After a second, she sighed and then smiled ruefully. "Okay, you got me there. I guess nobody really will notice what you're wearing."

"The shirts get tangled in my joints," he spoke slowly, as if to a child. "They get torn. I can't help that. I spend all my time trying to keep the shirt from fraying. If I'm going to be doing the kind of work you talk about, I'd just have to take them off anyway." He shrugged. "Why bother? I'm more comfortable without it, and it's a hassle. You do understand..." he dropped his eyes, "a shirt and tie are not going to make people stop looking at my face. Or my hands."

She frowned down at her desk, then looked up at him. "You could at least take a new pair of jeans."

"Same problem. I have to wear something in the way of pants to be decent, but the legs keep getting caught in my machinery. As soon as I run in them, the hem gets shredded. There's just no point. In thirty seconds I'd be right back to where I am now."

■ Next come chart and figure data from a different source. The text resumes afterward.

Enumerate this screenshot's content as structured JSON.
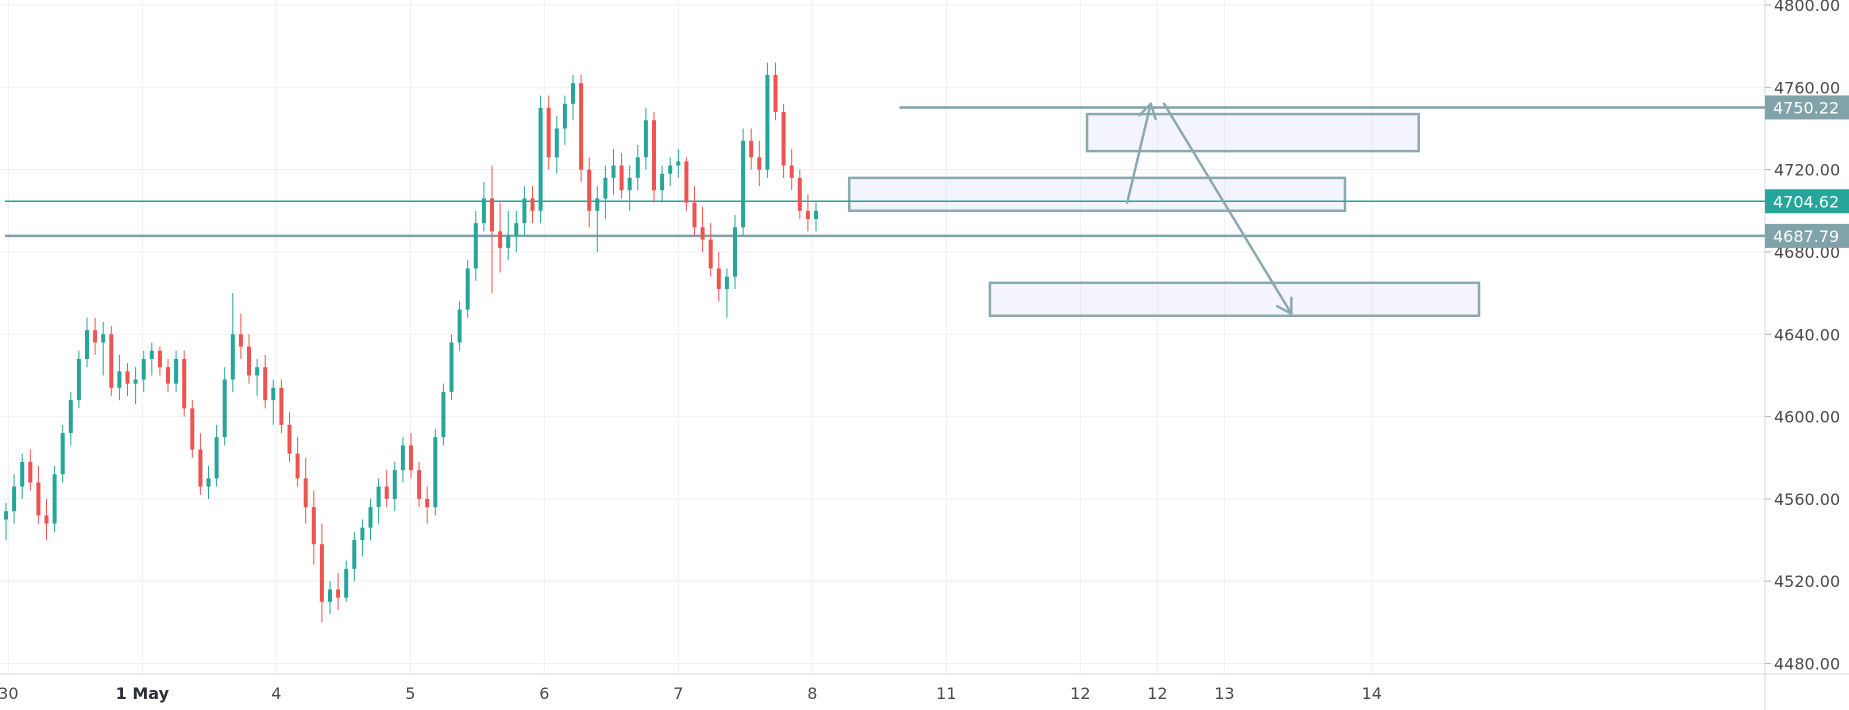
{
  "chart_data": {
    "type": "candlestick",
    "y_axis": {
      "range": [
        4472,
        4800
      ],
      "ticks": [
        4480,
        4520,
        4560,
        4600,
        4640,
        4680,
        4720,
        4760,
        4800
      ],
      "tick_labels": [
        "4480.00",
        "4520.00",
        "4560.00",
        "4600.00",
        "4640.00",
        "4680.00",
        "4720.00",
        "4760.00",
        "4800.00"
      ]
    },
    "x_axis": {
      "range": [
        0,
        18.2
      ],
      "ticks": [
        {
          "x": 0.05,
          "label": "30"
        },
        {
          "x": 2.05,
          "label": "1 May",
          "bold": true
        },
        {
          "x": 4.05,
          "label": "4"
        },
        {
          "x": 6.05,
          "label": "5"
        },
        {
          "x": 8.05,
          "label": "6"
        },
        {
          "x": 10.05,
          "label": "7"
        },
        {
          "x": 12.05,
          "label": "8"
        },
        {
          "x": 14.05,
          "label": "11"
        },
        {
          "x": 16.05,
          "label": "12"
        },
        {
          "x": 17.2,
          "label": "12"
        },
        {
          "x": 18.2,
          "label": "13"
        },
        {
          "x": 20.4,
          "label": "14"
        }
      ]
    },
    "candles_ohlc": [
      [
        4550,
        4558,
        4540,
        4554
      ],
      [
        4554,
        4572,
        4548,
        4566
      ],
      [
        4566,
        4582,
        4560,
        4578
      ],
      [
        4578,
        4584,
        4564,
        4568
      ],
      [
        4568,
        4576,
        4548,
        4552
      ],
      [
        4552,
        4560,
        4540,
        4548
      ],
      [
        4548,
        4576,
        4544,
        4572
      ],
      [
        4572,
        4596,
        4568,
        4592
      ],
      [
        4592,
        4612,
        4586,
        4608
      ],
      [
        4608,
        4632,
        4604,
        4628
      ],
      [
        4628,
        4648,
        4624,
        4642
      ],
      [
        4642,
        4648,
        4630,
        4636
      ],
      [
        4636,
        4646,
        4620,
        4640
      ],
      [
        4640,
        4644,
        4610,
        4614
      ],
      [
        4614,
        4630,
        4608,
        4622
      ],
      [
        4622,
        4626,
        4610,
        4616
      ],
      [
        4616,
        4624,
        4606,
        4618
      ],
      [
        4618,
        4632,
        4612,
        4628
      ],
      [
        4628,
        4636,
        4620,
        4632
      ],
      [
        4632,
        4634,
        4620,
        4624
      ],
      [
        4624,
        4628,
        4612,
        4616
      ],
      [
        4616,
        4632,
        4612,
        4628
      ],
      [
        4628,
        4632,
        4600,
        4604
      ],
      [
        4604,
        4608,
        4580,
        4584
      ],
      [
        4584,
        4592,
        4562,
        4566
      ],
      [
        4566,
        4576,
        4560,
        4570
      ],
      [
        4570,
        4596,
        4566,
        4590
      ],
      [
        4590,
        4624,
        4586,
        4618
      ],
      [
        4618,
        4660,
        4612,
        4640
      ],
      [
        4640,
        4650,
        4628,
        4634
      ],
      [
        4634,
        4640,
        4616,
        4620
      ],
      [
        4620,
        4628,
        4610,
        4624
      ],
      [
        4624,
        4630,
        4604,
        4608
      ],
      [
        4608,
        4618,
        4596,
        4614
      ],
      [
        4614,
        4618,
        4592,
        4596
      ],
      [
        4596,
        4602,
        4578,
        4582
      ],
      [
        4582,
        4590,
        4566,
        4570
      ],
      [
        4570,
        4580,
        4548,
        4556
      ],
      [
        4556,
        4564,
        4528,
        4538
      ],
      [
        4538,
        4548,
        4500,
        4510
      ],
      [
        4510,
        4520,
        4504,
        4516
      ],
      [
        4516,
        4524,
        4506,
        4512
      ],
      [
        4512,
        4530,
        4510,
        4526
      ],
      [
        4526,
        4544,
        4520,
        4540
      ],
      [
        4540,
        4550,
        4532,
        4546
      ],
      [
        4546,
        4560,
        4540,
        4556
      ],
      [
        4556,
        4570,
        4548,
        4566
      ],
      [
        4566,
        4574,
        4556,
        4560
      ],
      [
        4560,
        4578,
        4554,
        4574
      ],
      [
        4574,
        4590,
        4568,
        4586
      ],
      [
        4586,
        4592,
        4570,
        4574
      ],
      [
        4574,
        4578,
        4556,
        4560
      ],
      [
        4560,
        4566,
        4548,
        4556
      ],
      [
        4556,
        4594,
        4552,
        4590
      ],
      [
        4590,
        4616,
        4586,
        4612
      ],
      [
        4612,
        4640,
        4608,
        4636
      ],
      [
        4636,
        4656,
        4632,
        4652
      ],
      [
        4652,
        4676,
        4648,
        4672
      ],
      [
        4672,
        4700,
        4666,
        4694
      ],
      [
        4694,
        4714,
        4690,
        4706
      ],
      [
        4706,
        4722,
        4660,
        4690
      ],
      [
        4690,
        4704,
        4670,
        4682
      ],
      [
        4682,
        4700,
        4676,
        4688
      ],
      [
        4688,
        4700,
        4680,
        4694
      ],
      [
        4694,
        4712,
        4688,
        4706
      ],
      [
        4706,
        4712,
        4694,
        4700
      ],
      [
        4700,
        4756,
        4694,
        4750
      ],
      [
        4750,
        4756,
        4720,
        4726
      ],
      [
        4726,
        4746,
        4718,
        4740
      ],
      [
        4740,
        4756,
        4732,
        4752
      ],
      [
        4752,
        4766,
        4744,
        4762
      ],
      [
        4762,
        4766,
        4714,
        4720
      ],
      [
        4720,
        4726,
        4692,
        4700
      ],
      [
        4700,
        4712,
        4680,
        4706
      ],
      [
        4706,
        4722,
        4696,
        4716
      ],
      [
        4716,
        4730,
        4708,
        4722
      ],
      [
        4722,
        4728,
        4706,
        4710
      ],
      [
        4710,
        4722,
        4700,
        4716
      ],
      [
        4716,
        4732,
        4710,
        4726
      ],
      [
        4726,
        4750,
        4720,
        4744
      ],
      [
        4744,
        4748,
        4704,
        4710
      ],
      [
        4710,
        4722,
        4704,
        4718
      ],
      [
        4718,
        4726,
        4712,
        4722
      ],
      [
        4722,
        4730,
        4716,
        4724
      ],
      [
        4724,
        4726,
        4700,
        4704
      ],
      [
        4704,
        4712,
        4688,
        4692
      ],
      [
        4692,
        4702,
        4680,
        4686
      ],
      [
        4686,
        4694,
        4668,
        4672
      ],
      [
        4672,
        4680,
        4656,
        4662
      ],
      [
        4662,
        4672,
        4648,
        4668
      ],
      [
        4668,
        4698,
        4662,
        4692
      ],
      [
        4692,
        4740,
        4688,
        4734
      ],
      [
        4734,
        4740,
        4720,
        4726
      ],
      [
        4726,
        4734,
        4712,
        4720
      ],
      [
        4720,
        4772,
        4716,
        4766
      ],
      [
        4766,
        4772,
        4744,
        4748
      ],
      [
        4748,
        4752,
        4716,
        4722
      ],
      [
        4722,
        4730,
        4710,
        4716
      ],
      [
        4716,
        4720,
        4696,
        4700
      ],
      [
        4700,
        4708,
        4690,
        4696
      ],
      [
        4696,
        4704,
        4690,
        4700
      ]
    ],
    "colors": {
      "up": "#26a69a",
      "down": "#ef5350",
      "box": "#8aaab0"
    },
    "zones": [
      {
        "y_low": 4700,
        "y_high": 4716,
        "x_start": 12.6,
        "x_end": 20.0
      },
      {
        "y_low": 4729,
        "y_high": 4747,
        "x_start": 16.15,
        "x_end": 21.1
      },
      {
        "y_low": 4649,
        "y_high": 4665,
        "x_start": 14.7,
        "x_end": 22.0
      }
    ],
    "levels": [
      {
        "y": 4750.22,
        "label": "4750.22",
        "color": "#7fa3a9",
        "x_start": 13.35
      },
      {
        "y": 4704.62,
        "label": "4704.62",
        "color": "#26a69a",
        "x_start": 0
      },
      {
        "y": 4687.79,
        "label": "4687.79",
        "color": "#7fa3a9",
        "x_start": 0
      }
    ],
    "arrows": [
      {
        "from": [
          16.75,
          4704
        ],
        "to": [
          17.1,
          4752
        ]
      },
      {
        "from": [
          17.3,
          4752
        ],
        "to": [
          19.2,
          4650
        ]
      }
    ]
  }
}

She sighed. "Okay. I see your point. Now. What else can we do for you....that you will *let* us do?"

"I've seen some people wearing belts with....boxes. Pouches. Things you can hold stuff in." Old habits die hard.....he couldn't help thinking that he needed to keep all his few possessions on his person at all times. He wouldn't feel comfortable leaving anything he cared about lying around.

"Um....yes.....well, it's not exactly standard issue, but I think I can get you something like that. What else?"

"That first job. And, if you can help me to find a low-rent apartment that won't ask much in the way of a deposit...."

"Jon, we have standard housing...."

"No! I told you already...."

"You don't want charity. I understand, I just wish you were not so stubborn." She paused for a moment. "On the other hand, maybe if you weren't, you wouldn't have survived this long. So maybe it's for the best." She shrugged. "Okay, we'll play it your way...for now. Wait outside. I'll start making phone calls and see what I can drum up."

He stood. She couldn't help flinching, just slightly, as he leaned over her. He ignored the motion as he squinted at the papers on her desk, his monocle softly whirring. "j...o...n.....You got the spelling right, right?"

"Yes, Jon, I got it. We've changed all the paperwork on you. You're officially Jon Smith, for all practical purposes."

"Until I find out who I really am....was...."

She studied his face as he started to turn away. "It might happen, Jon. You might start to remember. You might not. You have to learn to live with that."

He stood with his back to her for a long moment. His voice was calm and neutral when he finally spoke. "I know," he said softly.

She reached for the phone. "I'll start making those calls right now."

He turned his head and smiled, an expression almost as terrifying as his scowl. "Thanks. I owe you."


Epilogue: Linuial

.....your train has come and gone, Hero.

Oh, yes, Jon is a very real person. You were just watching him, remember? To you he looked like just another scrounger, another gang member. You wondered how it was that he could walk past the Police sentry bots without challenge. Now you know.

None of what you saw was invented. The images you saw came from Jon's own mind.

No, he has never found out who he was....before. But I see things in his mind....images....that he is not ready to deal with as yet. Perhaps one day he will be. He is a very strong person. And he has a growing group of friends who stand ready to help him.

I shared Jon's story with you because it is my hope that in the future you will remember that being a Hero comes from the heart. Like Jon, we *all* wear our suffering on the outside, on our bodies....but our courage in our eyes.'re welcome, Hero.